Take for example, Emily Sundberg who has built a newsletter that industry leaders, brands and CMOs are queuing to be featured in. Or the Mayor of New York, Zohran Mamdani, who has somehow shown up credibly across a myriad of cultural moments – from Heated Rivalry and Taylor Swift’s wedding, to taxing the rich and helping New Yorkers date. Akin to a centripetal force, these figures pull every sphere of culture around them.
And they stand out from any brand who trades in entertainment currency. Sure, you could rent it like Meta, or build it like a16z. But Sundberg and Mamdani deal in something else entirely: capital that’s so layered, and so specific to them that it can’t be exchanged for anything at all.
Just like identity, the real flex isn’t holding the currency. It’s becoming impossible to trade.
SOCIETY
In a world this liquid, investing in time will be your best bet.
There is a strange sense of isekai looming over this quarter, a feeling of being transported into a world that looks familiar but runs on different rules.
When almost everything becomes liquid and fungible, we get hit with a bout of vertigo: What rules apply now? Can I still act the same way to maintain my status quo? Must I switch tactics in order to reap returns? And, how do I diversify without losing what is most true to me?
In a world this liquid, there is a huge risk of overextending.

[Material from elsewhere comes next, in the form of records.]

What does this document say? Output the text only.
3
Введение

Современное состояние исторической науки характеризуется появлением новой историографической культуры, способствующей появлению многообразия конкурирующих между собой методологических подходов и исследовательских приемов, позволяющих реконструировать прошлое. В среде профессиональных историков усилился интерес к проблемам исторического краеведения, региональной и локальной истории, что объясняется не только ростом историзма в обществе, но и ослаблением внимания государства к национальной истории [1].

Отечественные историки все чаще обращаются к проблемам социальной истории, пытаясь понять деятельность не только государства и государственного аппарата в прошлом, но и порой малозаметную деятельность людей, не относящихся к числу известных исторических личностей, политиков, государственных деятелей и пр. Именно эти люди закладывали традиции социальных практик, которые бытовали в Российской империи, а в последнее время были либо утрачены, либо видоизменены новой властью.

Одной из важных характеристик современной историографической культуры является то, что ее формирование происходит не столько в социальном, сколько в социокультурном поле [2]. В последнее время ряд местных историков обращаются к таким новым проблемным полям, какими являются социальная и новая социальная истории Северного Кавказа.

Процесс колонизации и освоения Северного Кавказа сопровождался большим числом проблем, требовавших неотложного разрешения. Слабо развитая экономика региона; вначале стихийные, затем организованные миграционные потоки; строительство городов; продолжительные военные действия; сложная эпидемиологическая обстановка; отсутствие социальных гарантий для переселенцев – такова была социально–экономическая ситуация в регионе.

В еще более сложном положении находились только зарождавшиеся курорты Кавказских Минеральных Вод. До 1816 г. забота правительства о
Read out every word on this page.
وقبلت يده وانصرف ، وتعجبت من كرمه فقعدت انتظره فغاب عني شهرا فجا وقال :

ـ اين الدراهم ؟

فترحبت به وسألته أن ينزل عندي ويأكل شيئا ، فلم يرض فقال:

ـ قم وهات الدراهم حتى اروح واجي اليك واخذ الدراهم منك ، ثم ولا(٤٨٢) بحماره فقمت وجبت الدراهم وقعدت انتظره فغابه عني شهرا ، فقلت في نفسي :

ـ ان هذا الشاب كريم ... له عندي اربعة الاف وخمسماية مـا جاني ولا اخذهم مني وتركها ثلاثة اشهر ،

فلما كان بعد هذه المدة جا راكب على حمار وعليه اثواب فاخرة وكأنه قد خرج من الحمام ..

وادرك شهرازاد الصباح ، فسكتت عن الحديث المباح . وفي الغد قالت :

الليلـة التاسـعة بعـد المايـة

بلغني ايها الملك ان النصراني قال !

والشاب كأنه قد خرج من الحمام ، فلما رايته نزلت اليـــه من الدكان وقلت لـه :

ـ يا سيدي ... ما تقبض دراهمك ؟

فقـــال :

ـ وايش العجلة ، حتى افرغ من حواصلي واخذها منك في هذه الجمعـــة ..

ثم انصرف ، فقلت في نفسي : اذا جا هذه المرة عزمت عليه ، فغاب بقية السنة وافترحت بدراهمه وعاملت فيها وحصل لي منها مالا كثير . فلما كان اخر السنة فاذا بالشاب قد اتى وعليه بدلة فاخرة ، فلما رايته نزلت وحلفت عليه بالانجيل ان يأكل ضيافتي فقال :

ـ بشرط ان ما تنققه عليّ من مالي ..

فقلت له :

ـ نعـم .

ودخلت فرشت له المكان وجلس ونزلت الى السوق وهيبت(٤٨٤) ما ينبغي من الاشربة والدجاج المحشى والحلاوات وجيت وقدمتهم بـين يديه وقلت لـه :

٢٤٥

Jeff Bezos learnt this the hard way when he chose to become the lead sponsor of the Met Gala. Despite having fashion icon Anna Wintour’s backing, it wasn’t enough to convert his money into cultural cachet overnight. The announcement was met with a barrage of criticisms including how money can never “buy culture they have never cultivated and will never inhabit.”
Capital that’s converted too quickly without the underlying work to justify the exchange rate will undoubtedly get rejected upon arrival. And this points to one rule that has held true even amidst the volatile nature of the market: the market always rewards compounded effort over time.
Sundberg was no overnight success. She cut her teeth on marketing at The Cut, Condé Nast and Meta, and began publishing Feed Me on a regular basis after getting laid off; and it took her 3 years before the newsletter officially took off.
The breakout blockbuster of the quarter, Backrooms, also testifies to the importance of active compounding over time. The A24 film was based on internet lore, having started out as a 4chan meme and later adapted into a popular web series by 16-year-old Kane Parsons in 2022. The web series tracked over 200m views, and its strong following helped Backrooms open with an estimated $81.5 million at the domestic box office, making it the highest-ever debut for a horror film that isn’t a sequel or based on a book.
Amidst this volatility, one thing we can all hold on to is this: in a world where everything can be converted, the best move may be to invest in time.
The brands and creators who will remain relevant in culture are those who won’t rush to act, but those who accumulate and convert capital intentionally, and let it compound over time – slowly but surely.